Epistemological Pataphysics "You have a theory of knowledge that explains 99% of cases. Epistemological Pataphysics wants to know about the 1%—the anomalous, the uncanny, the things you know but can't explain. Your epistemology isn't complete until it accounts for what it can't account for."

Reality Pataphysics

A pataphysical approach that multiplies realities beyond the one we inhabit, exploring what would be true in imaginary worlds, under different laws of physics, or from contradictory perspectives. Reality pataphysics is not about denying reality but about showing how many realities are possible, thereby loosening the grip of a single “real world.” It is a tool for ontological liberation, often used in surrealist and speculative fiction.
Example: “His reality pataphysics thought experiment described a world where time ran backward and memories were of the future. It didn’t describe our world, but it revealed how our world’s structure could be otherwise.”

Proof Pataphysics

The pataphysical study of proofs that are logically valid but about nothing, or that prove imaginary theorems with real precision. Proof pataphysics celebrates the form of proof while divorcing it from content: constructing syllogisms about unicorn horns, deriving trigonometric identities for round squares. It is a critique of the fetishisation of formal proof, showing that proof alone does not guarantee meaning or truth. It is beloved of avant‑garde logicians.

Example: “He published a paper proving that the set of all sets that do not contain themselves is a subset of the set of all flying pigs. Proof pataphysics: rigorous nonsense as philosophical critique.”

Evidence Pataphysics

A pataphysical approach to evidence: constructing evidence that supports nothing, evidence for contradictory claims, or evidence that is perfectly valid but irrelevant. Evidence pataphysics might compile a dossier of “proof” that the moon is made of cheese, using real geological terminology applied to lunar samples. It exposes how evidence is always evidence‑for under a frame, and how the same evidence can be made to support almost anything with sufficient ingenuity.
Example: “Her evidence pataphysics project collected weather reports, dream journals, and soup recipes to prove that the Eiffel Tower was haunted. The evidence was real; the conclusion was pataphysical.”

Statistical Pataphysics

A playful, pseudo‑philosophical extension of pataphysics (the science of imaginary solutions) to statistics. It studies statistical laws that do not exist, data that cannot be collected, and correlations that are meaningful only in an imaginary world.
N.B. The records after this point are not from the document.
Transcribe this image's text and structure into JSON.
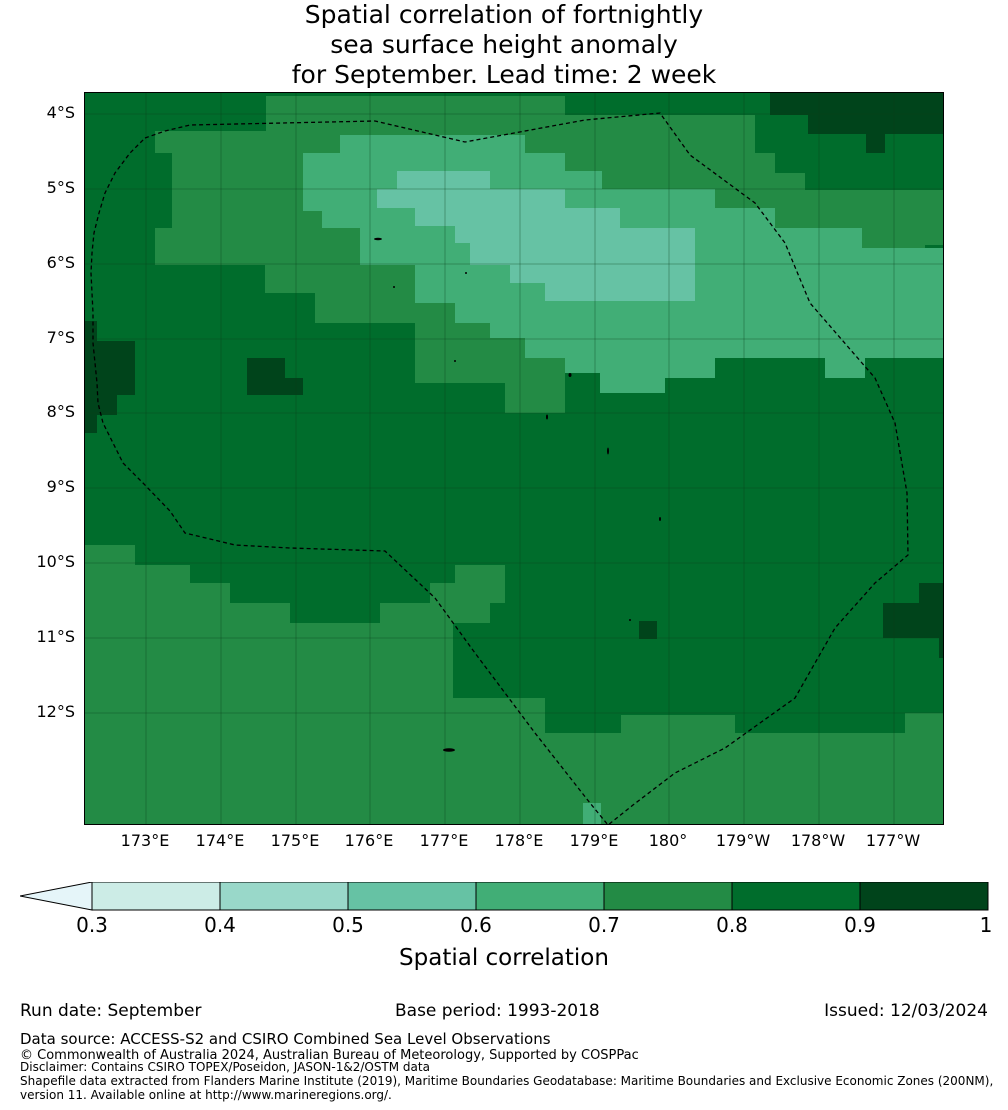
{
  "title": {
    "line1": "Spatial correlation of fortnightly",
    "line2": "sea surface height anomaly",
    "line3": "for September. Lead time: 2 week"
  },
  "map": {
    "latitude_labels": [
      "4°S",
      "5°S",
      "6°S",
      "7°S",
      "8°S",
      "9°S",
      "10°S",
      "11°S",
      "12°S"
    ],
    "longitude_labels": [
      "173°E",
      "174°E",
      "175°E",
      "176°E",
      "177°E",
      "178°E",
      "179°E",
      "180°",
      "179°W",
      "178°W",
      "177°W"
    ],
    "boundary_style": "dashed",
    "gridlines": true
  },
  "colorbar": {
    "label": "Spatial correlation",
    "ticks": [
      "0.3",
      "0.4",
      "0.5",
      "0.6",
      "0.7",
      "0.8",
      "0.9",
      "1"
    ],
    "extend": "min",
    "colors": [
      "#e5f5f9",
      "#ccece6",
      "#99d8c9",
      "#66c2a4",
      "#41ae76",
      "#238b45",
      "#006d2c",
      "#00441b"
    ]
  },
  "footer": {
    "run_date": "Run date: September",
    "base_period": "Base period: 1993-2018",
    "issued": "Issued: 12/03/2024",
    "data_source": "Data source: ACCESS-S2 and CSIRO Combined Sea Level Observations",
    "copyright": "© Commonwealth of Australia 2024, Australian Bureau of Meteorology, Supported by COSPPac",
    "disclaimer": "Disclaimer: Contains CSIRO TOPEX/Poseidon, JASON-1&2/OSTM data",
    "shapefile_line1": "Shapefile data extracted from Flanders Marine Institute (2019), Maritime Boundaries Geodatabase: Maritime Boundaries and Exclusive Economic Zones (200NM),",
    "shapefile_line2": "version 11. Available online at http://www.marineregions.org/."
  }
}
Statistical pataphysics is a critique of statistical overreach: it invents ridiculous metrics (e.g., the “Average Number of Unicorns per Urban Park”) to show that not every quantity is worth measuring. It is a tool of creative resistance against statistical hegemony.
Example: “He calculated the standard deviation of imaginary friends per postcode. Statistical pataphysics: using nonsense metrics to laugh at the tyranny of measurement.”

Data Pataphysics

The pataphysical study of data that does not exist, databases that cannot be built, and analyses that no one would ever perform. Data pataphysics parodies the data‑driven worldview by taking it to absurd extremes: a complete dataset of all possible sneezes, a real‑time map of missed connections, a bar chart of fictional character heights. It reminds us that data are always partial, constructed, and often more about imagination than reality.

Example: “Her data pataphysics project was a heatmap of where people didn’t go on vacation. It had no source, no method, but it illustrated how data can claim authority over absence.”